Fast-forward 15 years or so, and the essence of Seth Green hasn’t changed.

Fleck said Green’s heart “is made for philanthropy.” Spann-Ford dubbed him “the serving and giving king,” one of the tenets of Fleck’s Row the Boat culture. Heather Fleck, the coach’s wife, said she often hears about how Green volunteers at the Ronald McDonald House or University of Minnesota Masonic Children’s Hospital on his own. People Serving People, Feed My Starving Children, countless elementary schools and more have all benefited from Green’s time.

Spann-Ford recalled once last winter when the pair signed up for Salvation Army bell ringing at the Mall of America. He feared it would be a boring or awkward way to spend two hours. Instead, it ended up being one of their most fun memories together, meeting and talking with various mall workers and shoppers.

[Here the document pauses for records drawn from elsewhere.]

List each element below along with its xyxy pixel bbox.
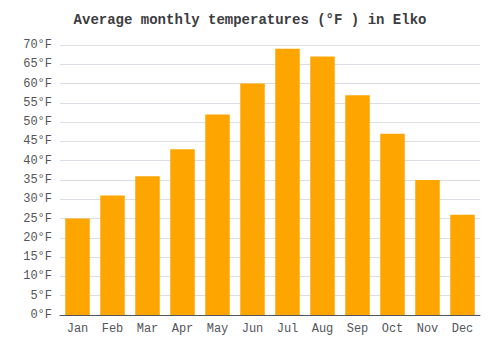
svg-text:20°F: 20°F xyxy=(23,231,52,245)
svg-text:Nov: Nov xyxy=(417,322,439,336)
svg-text:Jan: Jan xyxy=(67,322,89,336)
svg-text:Apr: Apr xyxy=(172,322,194,336)
svg-text:Dec: Dec xyxy=(452,322,474,336)
svg-text:25°F: 25°F xyxy=(23,212,52,226)
svg-text:45°F: 45°F xyxy=(23,134,52,148)
svg-text:Sep: Sep xyxy=(347,322,369,336)
svg-text:Average monthly temperatures (: Average monthly temperatures (°F ) in El… xyxy=(74,12,427,28)
svg-text:65°F: 65°F xyxy=(23,57,52,71)
svg-text:60°F: 60°F xyxy=(23,77,52,91)
svg-text:Aug: Aug xyxy=(312,322,334,336)
svg-text:40°F: 40°F xyxy=(23,154,52,168)
svg-text:May: May xyxy=(207,322,229,336)
svg-text:Mar: Mar xyxy=(137,322,159,336)
svg-text:35°F: 35°F xyxy=(23,173,52,187)
svg-text:55°F: 55°F xyxy=(23,96,52,110)
svg-text:30°F: 30°F xyxy=(23,192,52,206)
svg-text:0°F: 0°F xyxy=(30,308,52,322)
svg-text:Oct: Oct xyxy=(382,322,404,336)
svg-text:Feb: Feb xyxy=(102,322,124,336)
svg-text:50°F: 50°F xyxy=(23,115,52,129)
svg-text:5°F: 5°F xyxy=(30,289,52,303)
svg-text:Jun: Jun xyxy=(242,322,264,336)
svg-text:Jul: Jul xyxy=(277,322,299,336)
svg-text:10°F: 10°F xyxy=(23,269,52,283)
svg-text:15°F: 15°F xyxy=(23,250,52,264)
svg-text:70°F: 70°F xyxy=(23,38,52,52)
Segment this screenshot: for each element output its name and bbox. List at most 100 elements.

“That’s just who he is. That’s just in his DNA,” said Sid Tomes, Green’s longtime friend. “… He just genuinely has a big heart, and he wants to give back. And that’s kind of what makes him tick. That’s what makes him go.”

Tomes added Green has a strong sense of self. He knows he’s an adventurous and curious mind, soon to have a master’s degree. He knows he’s passionate about adding to his vinyl collection, discovering new anime series and driving fast cars — in video games, at least.

He knows his voice as a college athlete resonates. He knows he’s trying to do good.

Head up, barrel forward. No matter what anyone thinks.

“His value of his life,” Fleck said, “will never be measured by how other people view him.”